Research
Research in my lab is centered in landscape ecology, the field that examines the interrelationship between environmental patterns and ecological processes. My students and I have a question-driven research focus and use a broad spectrum of approaches--field studies, computer models, spatial analyses--to answer those questions. We examine a diverse array of topics to address both fundamental and applied ecological questions, not being limited by study organism or setting. Our research is united by a focus on pattern-process relationships.
Research themes of the McIntyre Lab:
We test landscape ecological theory and examine the consequences of landscape change in terms of:
Composition: What environmental features are present and in what amounts?
Configuration: Where and how are features arranged?
Connectivity: How do features alter movement?
Context: How does setting affect pattern-process relationships?
Below are some of the topics on which we are currently working as well as our sources of research support (grants) and research products (publications and presentations).

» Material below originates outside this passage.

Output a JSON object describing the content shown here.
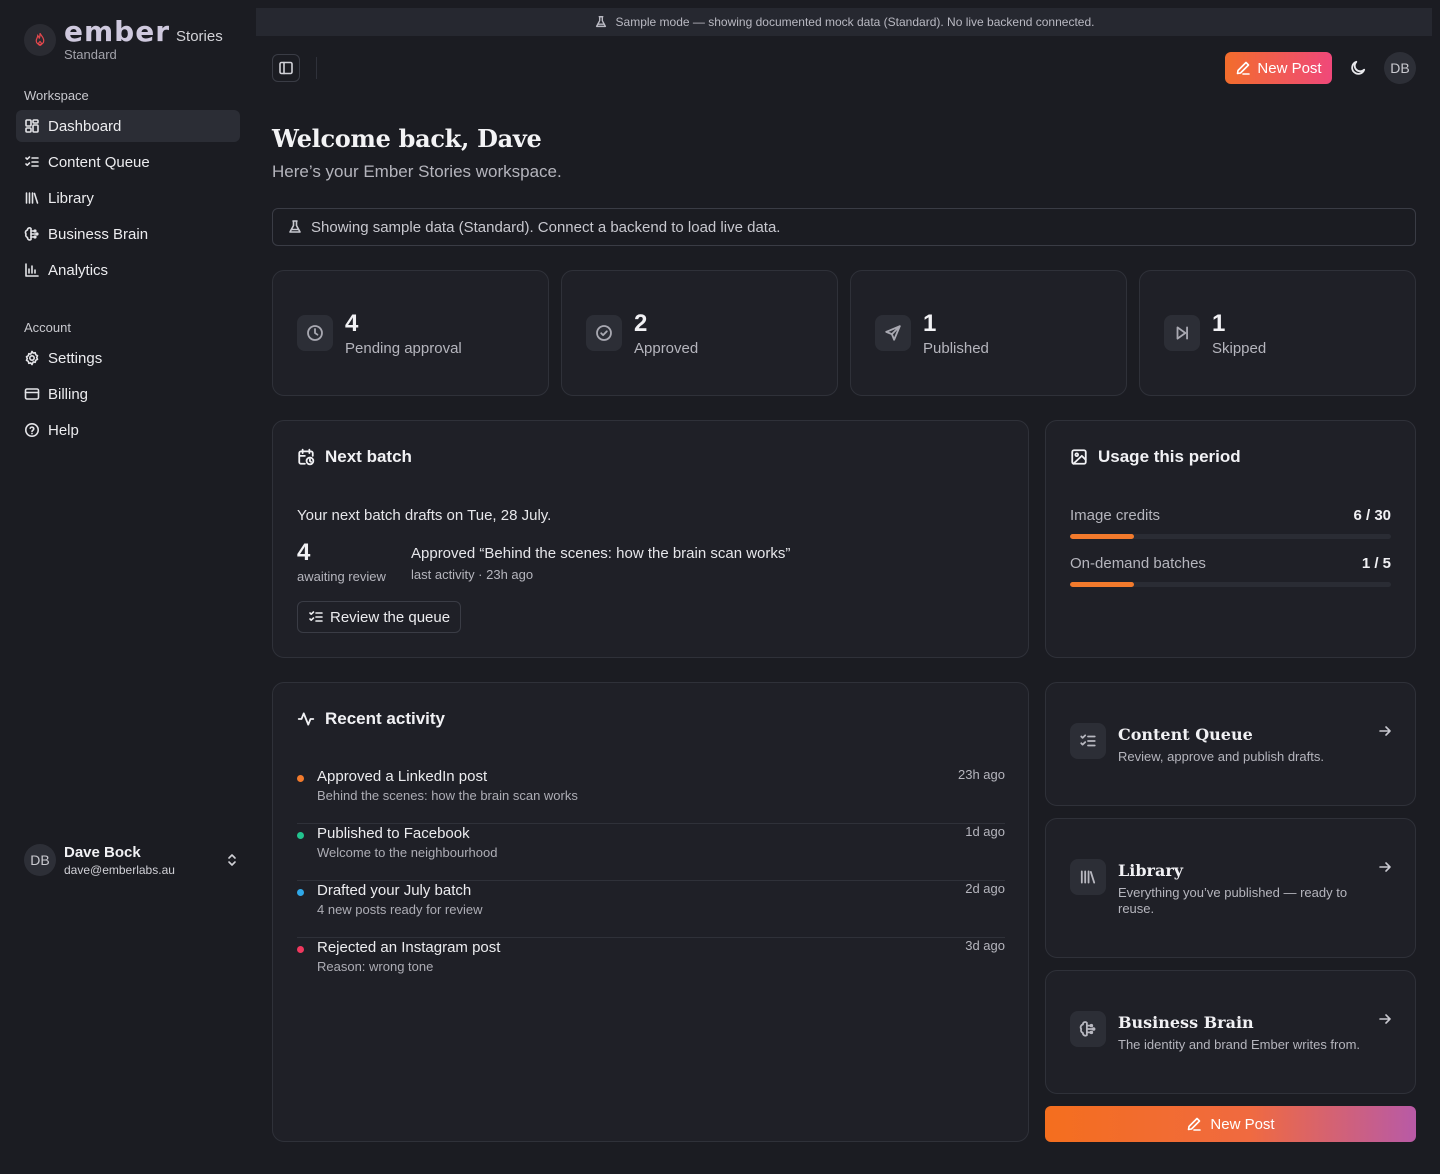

At the foundation of our research is an examination of organism-environment relationships and how human activities affect those relationships. We are especially interested in how anthropogenic land-cover change induces habitat fragmentation, which alters landscape connectivity, with downstream effects on population demography, community diversity, and disease risk.
Organism-environment relationships
Land-cover mapping & land-cover change
We have ongoing projects in forests, grasslands, and deserts, but the majority of my lab's work has focused on the ~80,000 ephemeral, runoff-fed wetlands in the southern and central Great Plains known as playas that are the main regional source of aboveground freshwater. That research has focused on how playas collectively function as an ecological network and how land-cover change is disrupting structural and functional connectivity within that network for a variety of wildlife species.
Habitat fragmentation
Connectivity
The majority of research in my lab has focused on insects and birds, but we have also examined how reptiles and mammals are affected by land-cover change.
For the past 20+ years, I have been especially interested in members of the insect order Odonata (dragonflies and damselflies). Odonates are amphibious predators whose diversity patterns can signal subtle environmental changes.